Il est aussi possible d'être au régime réel sans dépasser ce seuil, lorsque l'on effectue une option volontaire pour le régime réel.

Qu'est ce que cela implique ?

Le régime réel impose de tenir une comptabilité et bien souvent il vous sera conseiller d'avoir recours à un comptable, bien que cela ne soit pas une obligation.
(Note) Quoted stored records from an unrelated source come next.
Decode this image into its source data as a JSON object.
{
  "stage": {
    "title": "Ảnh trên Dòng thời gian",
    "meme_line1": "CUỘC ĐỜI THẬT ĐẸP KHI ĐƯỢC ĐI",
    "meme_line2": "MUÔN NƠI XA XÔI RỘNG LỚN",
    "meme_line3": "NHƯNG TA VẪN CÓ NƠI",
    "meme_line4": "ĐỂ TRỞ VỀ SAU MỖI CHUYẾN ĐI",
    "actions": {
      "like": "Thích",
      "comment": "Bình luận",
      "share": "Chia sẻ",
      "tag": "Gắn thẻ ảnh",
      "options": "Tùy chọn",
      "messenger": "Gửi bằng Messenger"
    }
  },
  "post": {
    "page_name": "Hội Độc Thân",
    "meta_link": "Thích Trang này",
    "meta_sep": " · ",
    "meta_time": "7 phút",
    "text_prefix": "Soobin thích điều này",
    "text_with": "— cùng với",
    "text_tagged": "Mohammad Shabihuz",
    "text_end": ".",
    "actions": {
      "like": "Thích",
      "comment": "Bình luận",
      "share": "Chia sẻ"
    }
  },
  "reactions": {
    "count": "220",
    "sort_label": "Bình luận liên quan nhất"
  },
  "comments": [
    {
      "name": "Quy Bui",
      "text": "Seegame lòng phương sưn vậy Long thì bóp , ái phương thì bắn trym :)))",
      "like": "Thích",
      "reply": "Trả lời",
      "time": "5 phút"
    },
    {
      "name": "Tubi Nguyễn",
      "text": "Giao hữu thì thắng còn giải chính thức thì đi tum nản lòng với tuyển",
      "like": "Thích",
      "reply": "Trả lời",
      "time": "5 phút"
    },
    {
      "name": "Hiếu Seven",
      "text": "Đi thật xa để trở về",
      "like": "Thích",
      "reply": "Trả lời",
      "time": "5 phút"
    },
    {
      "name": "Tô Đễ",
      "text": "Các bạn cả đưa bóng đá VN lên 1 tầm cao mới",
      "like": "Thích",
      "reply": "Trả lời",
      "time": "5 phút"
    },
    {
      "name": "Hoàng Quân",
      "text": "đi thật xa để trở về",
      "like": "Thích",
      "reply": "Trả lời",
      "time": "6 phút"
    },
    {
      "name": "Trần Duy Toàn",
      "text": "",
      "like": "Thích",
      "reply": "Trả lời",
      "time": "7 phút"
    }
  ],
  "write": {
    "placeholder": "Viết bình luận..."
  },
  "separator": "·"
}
En étant au réel, il sera possible de déduire l'ensemble des charges de votre activité agricole c'est à dire toutes les charges réellement supportées par l'entreprise et de les imputer sur votre résultat.

Les sociétés agricoles sont automatiquement rattachées au régime réel d'imposition (EARL, SCEA) : exception faite pour les GAEC qui peuvent rester à l'impôt sur le revenu.

Avantage non négligeable du régime réel d'imposition: il sera possible pour les exploitations proposant des activités agricoles accessoires (gites ruraux, tourisme rural, vente à la ferme, etc.) de «  globaliser ».
C'est à dire de considérer comme bénéfice agricole ces revenus accessoires qui ne relève pas fiscalement du bénéfice agricole.

Une limite cependant: la moyenne des recettes accessoires des trois dernières années ne doit pas dépasser ni 50 000 euros ni 30% des recettes agricoles sur ces mêmes années.